I have spent most of May discovering ancient footprints on Greek Islands and the coast of Turkey. It has been an incredible adventure. The great thing about traveling is being removed from my every day ruts and familiar things. When you travel you not only see new things and new people, you see yourself and your life in a new way as well.
And even though I travel in search of the past, I can’t help but come face to face with modern life. Whether it was being in Athens in the midst of riots about their economic crisis, or being in a Muslim country for the first time listening to the call to prayer from the minarets, I get to see humanity and cultures in all their facets.
I discovered some exciting and unexpected Roman footprints during my trip. Ancient Thera on Santorini was not on the itinerary but was nestled high up on the hill behind my hotel so I thought I’d go check out what was left up there. What I didn’t expect was a one kilometer stretch of ruins of a Roman era town. It was amazing.
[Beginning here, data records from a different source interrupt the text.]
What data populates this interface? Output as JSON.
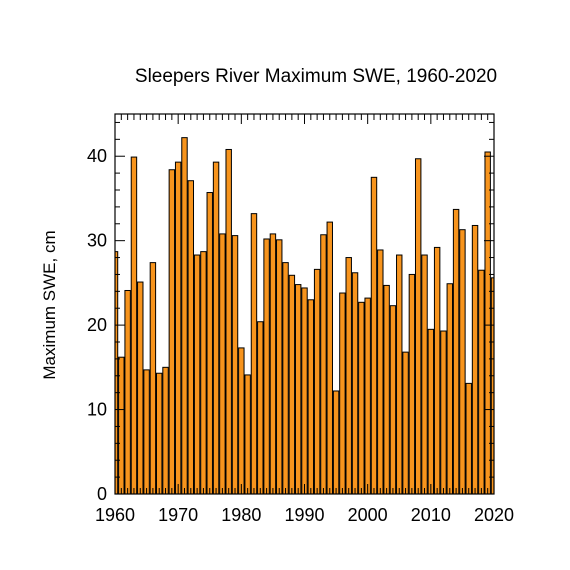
{
  "chart_data": {
    "type": "bar",
    "title": "Sleepers River Maximum SWE, 1960-2020",
    "xlabel": "",
    "ylabel": "Maximum SWE, cm",
    "xlim": [
      1960,
      2020
    ],
    "ylim": [
      0,
      45
    ],
    "xticks": [
      "1960",
      "1970",
      "1980",
      "1990",
      "2000",
      "2010",
      "2020"
    ],
    "yticks": [
      "0",
      "10",
      "20",
      "30",
      "40"
    ],
    "bar_color": "#f7941d",
    "years": [
      1960,
      1961,
      1962,
      1963,
      1964,
      1965,
      1966,
      1967,
      1968,
      1969,
      1970,
      1971,
      1972,
      1973,
      1974,
      1975,
      1976,
      1977,
      1978,
      1979,
      1980,
      1981,
      1982,
      1983,
      1984,
      1985,
      1986,
      1987,
      1988,
      1989,
      1990,
      1991,
      1992,
      1993,
      1994,
      1995,
      1996,
      1997,
      1998,
      1999,
      2000,
      2001,
      2002,
      2003,
      2004,
      2005,
      2006,
      2007,
      2008,
      2009,
      2010,
      2011,
      2012,
      2013,
      2014,
      2015,
      2016,
      2017,
      2018,
      2019,
      2020
    ],
    "values": [
      28.7,
      16.2,
      24.1,
      39.9,
      25.1,
      14.7,
      27.4,
      14.3,
      15.0,
      38.4,
      39.3,
      42.2,
      37.1,
      28.3,
      28.7,
      35.7,
      39.3,
      30.8,
      40.8,
      30.6,
      17.3,
      14.1,
      33.2,
      20.4,
      30.2,
      30.8,
      30.1,
      27.4,
      25.9,
      24.8,
      24.4,
      23.0,
      26.6,
      30.7,
      32.2,
      12.2,
      23.8,
      28.0,
      26.2,
      22.7,
      23.2,
      37.5,
      28.9,
      24.7,
      22.3,
      28.3,
      16.8,
      26.0,
      39.7,
      28.3,
      19.5,
      29.2,
      19.3,
      24.9,
      33.7,
      31.3,
      13.1,
      31.8,
      26.5,
      40.5,
      25.6
    ]
  }
}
The Roman tombs in caves beside a beach on the south coast of Crete were another pleasant surprise. I had stopped for a seafood lunch there along the Libyan Sea. After lunch, I just wandered over to look inside, and in the first cave I looked in I discovered niches and painting still on the walls and ceilings.
There were also the famous and popular sites, such as Athens and Ephesus. In Athens, I visited the less crowded Roman Agora and Hadrian’s Library, as well as the must see Acropolis. But while there were quite a few people visiting the Parthenon, it was nothing compared to the mass of humanity flooding Ephesus the morning I was there. It was rumored that three cruise ships were in Kusadasi that day and I think every one of their passengers was seeing the sights at Ephesus.
I’m still sorting out the photos and recovering from jetlag but I’ve come back feeling more alive than ever.